I get complaints that some of my blog pictures
are, well, crude, so in lieu of a crude bankruptcy
cramdown picture, I selected a nice one of me.
There are lots of what we lawyers call “terms of art” in bankruptcy, or whatever field of practice applies.
In bankruptcy, a cramdown is paying a secured creditor the value of the collateral, the security, with interest, but the rest is an unsecured claim, included with the other unsecured creditors, like credit cards and medical bills.
This can be done in Chapter 7 bankruptcy only by what is called redeeming, which is paying the entire secured claim at once.
Bankruptcy cramdown applies in Chapter 13 and Chapter 11 bankruptcy payment plans.
For example, your car is worth $5,000, but you owe $10,000. The finance company has a secured claim for $5,000, which you can pay over time in your plan, with interest. The $5,000 balance goes into the unsecured class of creditors, and shares in whatever money that class gets in your plan.
There is a catch in Chapter 13 that the car debt must be older than 910 days.
The basic rule in bankruptcy is that claims are split, secured only up to the value of the collateral.
If you and the creditor disagree on that value, the court will decide after an evidentiary hearing.
The other exception besides the 910 day car rule is, that you cannot cramdown the first mortgage on your principal residence.
This prevented a much more fair and orderly unwinding of the real estate bubble collapse ten years ago, but, you can search the blog for my rants on that topic.
Cramdown on Residence?
So, no matter how much your home is worth, you cannot cramdown that first mortgage.
(Except in Chapter 12 for farmers and fishermen)
IF the only collateral for that loan is your residence.

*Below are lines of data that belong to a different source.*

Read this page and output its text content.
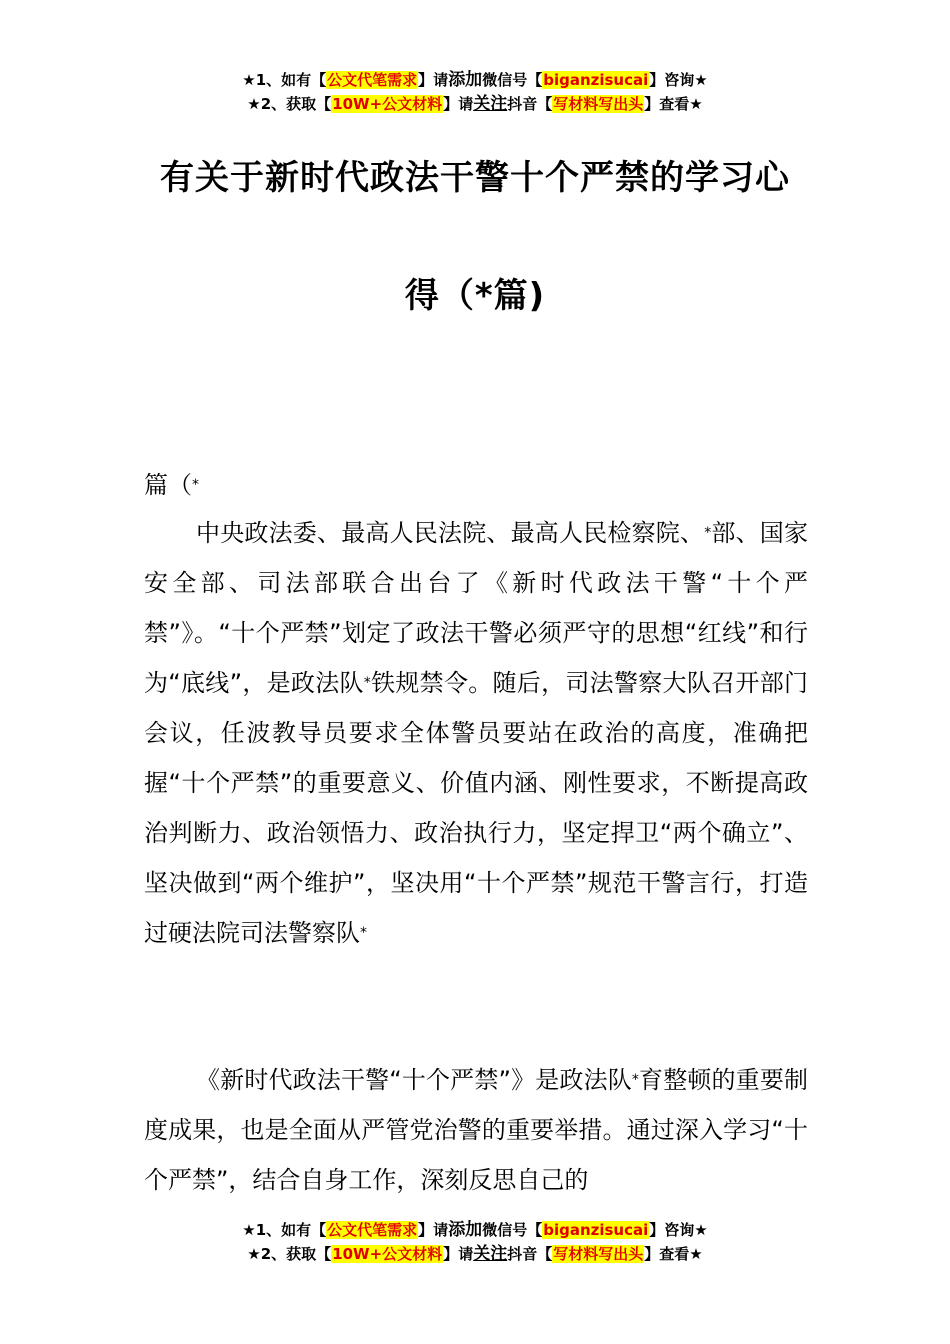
★1、如有【公文代笔需求】请添加微信号【biganzisucai】咨询★
★2、获取【10W+公文材料】请关注抖音【写材料写出头】查看★
有关于新时代政法干警十个严禁的学习心
得（*篇)

篇（*

中央政法委、最高人民法院、最高人民检察院、*部、国家安全部、司法部联合出台了《新时代政法干警“十个严禁”》。“十个严禁”划定了政法干警必须严守的思想“红线”和行为“底线”，是政法队*铁规禁令。随后，司法警察大队召开部门会议，任波教导员要求全体警员要站在政治的高度，准确把握“十个严禁”的重要意义、价值内涵、刚性要求，不断提高政治判断力、政治领悟力、政治执行力，坚定捍卫“两个确立”、坚决做到“两个维护”，坚决用“十个严禁”规范干警言行，打造过硬法院司法警察队*

《新时代政法干警“十个严禁”》是政法队*育整顿的重要制度成果，也是全面从严管党治警的重要举措。通过深入学习“十个严禁”，结合自身工作，深刻反思自己的

★1、如有【公文代笔需求】请添加微信号【biganzisucai】咨询★
★2、获取【10W+公文材料】请关注抖音【写材料写出头】查看★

If your residence and other property are collateral, then you can cram down the first mortgage.
Maybe you live in a duplex, and you rent the other half. Or have a home and a cottage securing the same debt.
There are still issues, like paying off the secured debt within the 5 year maximum a Chapter 13 bankruptcy case is allowed.
Some Ohio bankruptcy courts have stretched the limits on this, allowing bankruptcy cramdown on the first mortgage on a principal residence.
In Re Stevens, Case 14-41709, in the Northern District of Ohio with Judge Kay Woods (Youngstown). Adversary case 14-41709 styled as Daniel E. Stevens, Jr. v. SunTrust Mortgage, Inc. was filed and SunTrust promptly filed a motion to dismiss the case based on violation of 11 USC §1322(b)(2). In a surprising opinion in response to the motion, Judge Woods indicated that the mortgage took more than just an interest in the property and therefore, the protection of 11 USC §1322(b) (2) did not apply. This additional property was the pledge for escrow funds found in the mortgage. The position caused great alarm among creditors’ attorneys as most standard mortgage forms in Ohio contain the escrow provision cited in Judge Woods’ opinion. This case was settled rather than litigated, but the Judge’s opinion clearly laid out her position and has been discussed aggressively by debtors’ attorneys in Ohio as a way to get a Chapter 13 cram down provision on a primary residence.
Unfortunately, I agree with the creditor attorney who wrote the above piece, and I think the creditor will ultimately win on this issue.